鵜殿:はい。昨年の6月から専門知識のある方々からレクチャーを受けたり、国内外の事例なども参考にしながら、NFTに対する理解を深めていきました。NFTの起点は、“このデジタルコンテンツは唯一無二のもの。だから価値がある”と信じ合うということ。当初は“信じるか信じないかはその人次第”というイメージもありましたが(笑)、レコチョクのスタッフとミーティングを重ねるなかで、ブロックチェーンの在り方を含めて学ばせていただきました。海外ではメジャーアーティストが音源そのものをNFT化するケースもすでにありましたが、いろいろと学んでいるうちに、著作権の問題などを含めてかなりハードルが高いことがわかって。そのことを踏まえて、具体的に何ができるかを一緒に探っていきました。さらに11月には社内での説明会も2度ほど行いました。自社でNFTを扱えるようになったことを弊社のスタッフに周知し、活用に向けて動いてもらえたらなと。そのときに我々が強調したのは、「楽曲、アーティストのプロモーションのためにNFTを活用しましょう」ということですね。SNSがプロモーションやマーケティングの中心になった時代だからこそ、NFTを活用すれば、ユーザーにきちんと寄り添える活動ができるはずだと。

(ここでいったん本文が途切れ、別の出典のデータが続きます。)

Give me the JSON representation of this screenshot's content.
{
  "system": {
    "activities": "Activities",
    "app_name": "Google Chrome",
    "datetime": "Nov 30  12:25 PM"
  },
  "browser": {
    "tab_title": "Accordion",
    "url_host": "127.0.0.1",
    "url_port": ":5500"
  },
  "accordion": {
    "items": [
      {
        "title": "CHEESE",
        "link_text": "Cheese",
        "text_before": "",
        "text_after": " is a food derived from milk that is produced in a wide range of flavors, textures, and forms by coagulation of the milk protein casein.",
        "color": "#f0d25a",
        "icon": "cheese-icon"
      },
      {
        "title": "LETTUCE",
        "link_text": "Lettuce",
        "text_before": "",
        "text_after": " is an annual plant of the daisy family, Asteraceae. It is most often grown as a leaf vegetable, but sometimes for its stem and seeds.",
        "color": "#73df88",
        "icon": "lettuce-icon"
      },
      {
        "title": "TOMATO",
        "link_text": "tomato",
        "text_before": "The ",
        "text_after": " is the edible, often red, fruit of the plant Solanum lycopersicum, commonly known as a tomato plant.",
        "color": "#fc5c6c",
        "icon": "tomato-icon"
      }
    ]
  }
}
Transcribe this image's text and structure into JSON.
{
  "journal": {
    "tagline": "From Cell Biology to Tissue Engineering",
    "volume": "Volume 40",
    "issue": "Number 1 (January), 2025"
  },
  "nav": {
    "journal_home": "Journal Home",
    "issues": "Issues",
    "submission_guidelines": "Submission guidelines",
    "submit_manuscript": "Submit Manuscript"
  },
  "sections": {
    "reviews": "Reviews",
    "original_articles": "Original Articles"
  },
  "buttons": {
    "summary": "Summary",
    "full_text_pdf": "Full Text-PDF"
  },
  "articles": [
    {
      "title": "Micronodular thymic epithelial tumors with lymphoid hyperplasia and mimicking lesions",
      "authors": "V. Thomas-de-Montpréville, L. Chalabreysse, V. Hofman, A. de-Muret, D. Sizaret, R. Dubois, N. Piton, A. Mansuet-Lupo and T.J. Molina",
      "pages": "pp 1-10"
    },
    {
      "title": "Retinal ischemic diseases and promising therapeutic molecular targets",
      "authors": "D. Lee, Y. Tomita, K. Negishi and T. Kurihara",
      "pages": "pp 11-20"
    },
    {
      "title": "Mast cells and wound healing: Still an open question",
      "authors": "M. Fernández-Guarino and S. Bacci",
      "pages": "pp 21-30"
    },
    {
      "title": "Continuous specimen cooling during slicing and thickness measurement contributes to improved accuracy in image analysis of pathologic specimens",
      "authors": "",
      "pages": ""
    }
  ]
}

ーー“NFT=投機”というイメージもありましたが、そうではなく、プロモーションの一つとして利用したいということでしょうか?

鵜殿:そうですね。弊社でNFTの導入に向けて動き始めた時期はNFTバブルみたいなものがはじけてきていた時期でした。ただ、我々はレコード会社であり、あくまでも音源をメインにしているので、NFTもやれるならやりたいけれど、順を追って丁寧に浸透させるなら、今のようなやり方がよいのかと思っています。もちろんNFTを商材にしてビジネスを展開してもいいのですが、そこで利益を上げるのは難しいでしょうし、レコード会社としての本筋ではないので。あと、いくらこちらからアプローチしても、アーティスト側に興味がなければやれませんから。啓蒙というわけではないですが、アーティスト、担当者を含めて、NFTを理解してもらうことも必要でしたね。